Page 42 of Down Beat
Still, I can’t place how I’m going to feel about this one-night stand in the next five, ten, or fifteen years. Will I look back on this with warmth, happy that I got to experience something that will probably never happen again? Or will I look back on it with regret, wishing I had been ruthless and pushed for more through the kinds of connections a band like Dark Tide has?
Easy answer, Tab. I’ve never been an opportunist. Success born from somebody else’s hard work always seems like such a cop-out. Yes, people can openly offer to help and I won’t turn it down, but I’m not the kind to blatantly shove my agenda into somebody else’s schedule.
I have to earn this myself. I have to become who I dream to be through my own hard graft, otherwise the victory seems hollow.
“Um, Tab?” Kendall stops on the landing for our apartment, blocking my view of our door. “You should see this. You’ve got a gift.”
I take the last step and then move around her to search out what she cranes her neck at. Holy shit. A bouquet of flowers—no, not just flowers: long-stem red roses—sit in a glossy white ceramic vase.
“They’re probably for you, you doofus.” Makes the most sense that Toby would be trying to woo her after the way she’s been throwing herself at him.
I carefully lean over the arrangement to punch our code in while Kendall stoops to pluck the card from its plastic sleeve. She gathers the arrangement in her arms and follows me in.
“Nope. Most definitely for you.”
I frown as I set my purse down. “Who from?” Maybe my parents are finally coming around to the idea that their daughter can make a living from music. No way. Nope. Even if they had found out about the concert, they’re not the kind to send flowers.
“One, two, three….” Kendall’s counting fades as she bops her pointer finger above each bloom. “Man, this must have cost a packet.

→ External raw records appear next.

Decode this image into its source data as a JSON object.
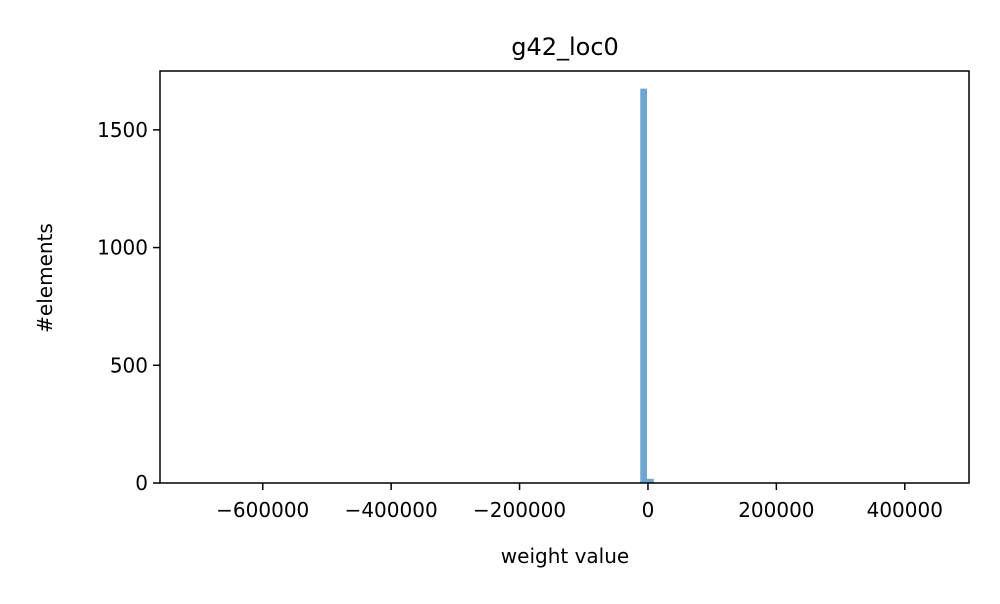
{
  "chart_data": {
    "type": "bar",
    "title": "g42_loc0",
    "xlabel": "weight value",
    "ylabel": "#elements",
    "xlim": [
      -760000,
      500000
    ],
    "ylim": [
      0,
      1750
    ],
    "x_ticks": [
      {
        "value": -600000,
        "label": "−600000"
      },
      {
        "value": -400000,
        "label": "−400000"
      },
      {
        "value": -200000,
        "label": "−200000"
      },
      {
        "value": 0,
        "label": "0"
      },
      {
        "value": 200000,
        "label": "200000"
      },
      {
        "value": 400000,
        "label": "400000"
      }
    ],
    "y_ticks": [
      {
        "value": 0,
        "label": "0"
      },
      {
        "value": 500,
        "label": "500"
      },
      {
        "value": 1000,
        "label": "1000"
      },
      {
        "value": 1500,
        "label": "1500"
      }
    ],
    "bins": [
      {
        "x0": -12000,
        "x1": -1500,
        "count": 1675
      },
      {
        "x0": -1500,
        "x1": 9000,
        "count": 18
      }
    ],
    "bar_color": "#6ea6cf",
    "grid": false
  }
}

There are twenty of the little critters.” She lets out a low whistle and passes the card over.
I lean my hip against the kitchen counter and flick it open.
Maybe next time I’ll do it traditionally and throw them on stage one by one when you’re done.
- R
“R?” My heart pitter-patters as I set the card down on the counter. “Do you think these are from Rey?”
Kendall shrugs with a silly smile on her face.
“No.” I shake my head. “Has to be their manager, Rick.”
“Awfully personal for him, isn’t it?” she sasses as she heads up the hallway.
“Awfully personal for any of them,” I call after her. “I mean, red roses?”
“Yeah,” she shouts from her bedroom. “He said in the card about doing it traditional. I bet he’s thinking about opera and stuff, how they toss the roses at the singer.”
“Oh.” Ohh…. “What the hell do I make of this?” I dart up the hallway and swing into her room to find her halfway into her sleepwear already. “Don’t abandon me with something like this. I need help.” I fall onto her bed and stare up at the ceiling.
“Jesus, woman. You’re twenty-what? And you still need help deciphering boys?”
“Twenty-four,” I answer. “And he’s not exactly a boy at our age.” I narrow my eyes on her. “How old is he?”
She shrugs before tugging her tank top on. “Fucked if I’d know.” Her arms twist as she sheds her bra from underneath. “Google it.”
I slide off the bed and onto the floor in true dramatic style and then get to my feet to retrieve my phone. A quick search pulls up his date of birth as three years before mine.
“How old is he then?” Kendall walks into the kitchen, suitably dressed for bed. Even her makeup has been removed.
“It really takes you no time at all to go into comfort mode, huh?”
She winks as she pulls a mug from the cabinet. “Girl, I love to go out. Don’t get me wrong. But you know how much I love to bum around as well.”
“True.” She’s spent as much time tearing up a dance floor since we met as she has bingeing TV on the sofa.
“So? Age.”
“Oh.” I check my phone again and redo the math in my head to be sure. “Twenty-seven. His birthday is the tenth of December.”